= Abortion in Luxembourg =

Abortion in Luxembourg was liberalized on 15 November 1978.
Before the end of 12 weeks after conception (14 weeks after the last menstrual period), a woman who determines herself to be "in distress" can obtain an abortion after two consultations with a doctor, one medical and one psycho-social, and a waiting period of at least three days. An abortion at later stages can only be obtained when two doctors certify there is a danger to the mother or fetus. Under-age patients must be accompanied by a trusted adult to the meetings and the procedure itself. Abortions may be performed in hospitals, clinics, and a doctor's surgery.
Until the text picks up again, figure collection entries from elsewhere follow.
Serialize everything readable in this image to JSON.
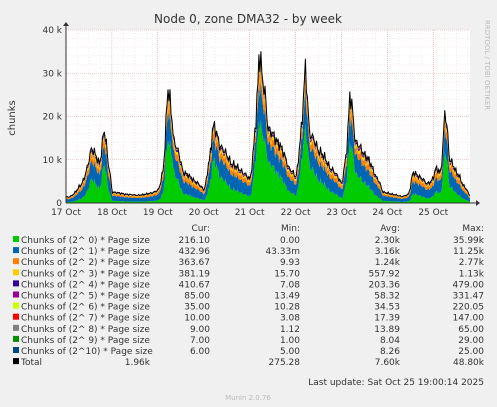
{
  "chart_data": {
    "type": "area",
    "title": "Node 0, zone DMA32 - by week",
    "ylabel": "chunks",
    "side_label": "RRDTOOL / TOBI OETIKER",
    "x_tick_labels": [
      "17 Oct",
      "18 Oct",
      "19 Oct",
      "20 Oct",
      "21 Oct",
      "22 Oct",
      "23 Oct",
      "24 Oct",
      "25 Oct"
    ],
    "y_ticks": [
      0,
      10000,
      20000,
      30000,
      40000
    ],
    "y_tick_labels": [
      "0",
      "10 k",
      "20 k",
      "30 k",
      "40 k"
    ],
    "ylim": [
      0,
      40000
    ],
    "xlim_days": [
      0,
      8.8
    ],
    "grid": true,
    "stacked": true,
    "series_colors": [
      "#00cc00",
      "#0066b3",
      "#ff8000",
      "#ffcc00",
      "#330099",
      "#990099",
      "#ccff00",
      "#ff0000",
      "#808080",
      "#008f00",
      "#00487d"
    ],
    "total_color": "#000000",
    "peaks": [
      {
        "t": 0.06,
        "v": 1400
      },
      {
        "t": 0.3,
        "v": 4000
      },
      {
        "t": 0.55,
        "v": 12500
      },
      {
        "t": 0.72,
        "v": 9000
      },
      {
        "t": 0.82,
        "v": 17000
      },
      {
        "t": 0.92,
        "v": 9000
      },
      {
        "t": 1.0,
        "v": 2500
      },
      {
        "t": 1.3,
        "v": 2000
      },
      {
        "t": 1.55,
        "v": 1800
      },
      {
        "t": 1.8,
        "v": 2200
      },
      {
        "t": 2.0,
        "v": 3000
      },
      {
        "t": 2.1,
        "v": 7000
      },
      {
        "t": 2.21,
        "v": 26500
      },
      {
        "t": 2.35,
        "v": 14000
      },
      {
        "t": 2.55,
        "v": 7000
      },
      {
        "t": 2.8,
        "v": 5000
      },
      {
        "t": 3.0,
        "v": 3000
      },
      {
        "t": 3.1,
        "v": 9000
      },
      {
        "t": 3.2,
        "v": 18000
      },
      {
        "t": 3.35,
        "v": 13000
      },
      {
        "t": 3.6,
        "v": 9000
      },
      {
        "t": 3.85,
        "v": 7000
      },
      {
        "t": 4.0,
        "v": 5500
      },
      {
        "t": 4.12,
        "v": 18000
      },
      {
        "t": 4.2,
        "v": 34000
      },
      {
        "t": 4.3,
        "v": 27000
      },
      {
        "t": 4.4,
        "v": 17000
      },
      {
        "t": 4.6,
        "v": 14000
      },
      {
        "t": 4.85,
        "v": 8000
      },
      {
        "t": 5.0,
        "v": 6000
      },
      {
        "t": 5.1,
        "v": 15000
      },
      {
        "t": 5.2,
        "v": 31000
      },
      {
        "t": 5.3,
        "v": 16000
      },
      {
        "t": 5.5,
        "v": 12000
      },
      {
        "t": 5.75,
        "v": 8000
      },
      {
        "t": 6.0,
        "v": 4500
      },
      {
        "t": 6.08,
        "v": 10000
      },
      {
        "t": 6.18,
        "v": 25000
      },
      {
        "t": 6.3,
        "v": 14000
      },
      {
        "t": 6.5,
        "v": 11000
      },
      {
        "t": 6.75,
        "v": 6000
      },
      {
        "t": 6.9,
        "v": 2500
      },
      {
        "t": 7.1,
        "v": 2000
      },
      {
        "t": 7.3,
        "v": 1500
      },
      {
        "t": 7.45,
        "v": 2000
      },
      {
        "t": 7.55,
        "v": 7000
      },
      {
        "t": 7.7,
        "v": 6000
      },
      {
        "t": 7.85,
        "v": 4500
      },
      {
        "t": 7.95,
        "v": 5000
      },
      {
        "t": 8.05,
        "v": 8000
      },
      {
        "t": 8.15,
        "v": 7000
      },
      {
        "t": 8.25,
        "v": 21000
      },
      {
        "t": 8.35,
        "v": 10000
      },
      {
        "t": 8.5,
        "v": 7000
      },
      {
        "t": 8.65,
        "v": 4000
      },
      {
        "t": 8.78,
        "v": 1900
      }
    ]
  },
  "legend": {
    "headers": {
      "cur": "Cur:",
      "min": "Min:",
      "avg": "Avg:",
      "max": "Max:"
    },
    "rows": [
      {
        "label": "Chunks of (2^ 0) * Page size",
        "color": "#00cc00",
        "cur": "216.10",
        "min": "0.00",
        "avg": "2.30k",
        "max": "35.99k"
      },
      {
        "label": "Chunks of (2^ 1) * Page size",
        "color": "#0066b3",
        "cur": "432.96",
        "min": "43.33m",
        "avg": "3.16k",
        "max": "11.25k"
      },
      {
        "label": "Chunks of (2^ 2) * Page size",
        "color": "#ff8000",
        "cur": "363.67",
        "min": "9.93",
        "avg": "1.24k",
        "max": "2.77k"
      },
      {
        "label": "Chunks of (2^ 3) * Page size",
        "color": "#ffcc00",
        "cur": "381.19",
        "min": "15.70",
        "avg": "557.92",
        "max": "1.13k"
      },
      {
        "label": "Chunks of (2^ 4) * Page size",
        "color": "#330099",
        "cur": "410.67",
        "min": "7.08",
        "avg": "203.36",
        "max": "479.00"
      },
      {
        "label": "Chunks of (2^ 5) * Page size",
        "color": "#990099",
        "cur": "85.00",
        "min": "13.49",
        "avg": "58.32",
        "max": "331.47"
      },
      {
        "label": "Chunks of (2^ 6) * Page size",
        "color": "#ccff00",
        "cur": "35.00",
        "min": "10.28",
        "avg": "34.53",
        "max": "220.05"
      },
      {
        "label": "Chunks of (2^ 7) * Page size",
        "color": "#ff0000",
        "cur": "10.00",
        "min": "3.08",
        "avg": "17.39",
        "max": "147.00"
      },
      {
        "label": "Chunks of (2^ 8) * Page size",
        "color": "#808080",
        "cur": "9.00",
        "min": "1.12",
        "avg": "13.89",
        "max": "65.00"
      },
      {
        "label": "Chunks of (2^ 9) * Page size",
        "color": "#008f00",
        "cur": "7.00",
        "min": "1.00",
        "avg": "8.04",
        "max": "29.00"
      },
      {
        "label": "Chunks of (2^10) * Page size",
        "color": "#00487d",
        "cur": "6.00",
        "min": "5.00",
        "avg": "8.26",
        "max": "25.00"
      }
    ],
    "total": {
      "label": "Total",
      "color": "#000000",
      "cur": "1.96k",
      "min": "275.28",
      "avg": "7.60k",
      "max": "48.80k"
    }
  },
  "last_update": "Last update: Sat Oct 25 19:00:14 2025",
  "footer": "Munin 2.0.76"
}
Before reforms passed in 2012, only a doctor could determine if a woman was "in distress". Abortions in the first twelve weeks were only permitted in the event of a physical or mental health threat to the mother, a serious risk that the child would be born with a serious disease or serious defects, or a pregnancy resulting from rape. Under-age patients needed to obtain parental consent for an abortion, and abortions could only be performed in hospitals and clinics.

Many doctors in Luxembourg opt out of providing abortion services as conscientious objectors. Doctors who choose not to conduct an abortion, or are incapable of doing so, are required to refer the patient to another medical practitioner under the 2012 law.

== 21st century liberalization ==
In March 2026, the Chamber of Deputies passed a constitutional amendment enshrining the right to abortion in Luxembourg's national law. This made Luxembourg the second country in the world to legalise abortion at a constitutional level; after France in 2024.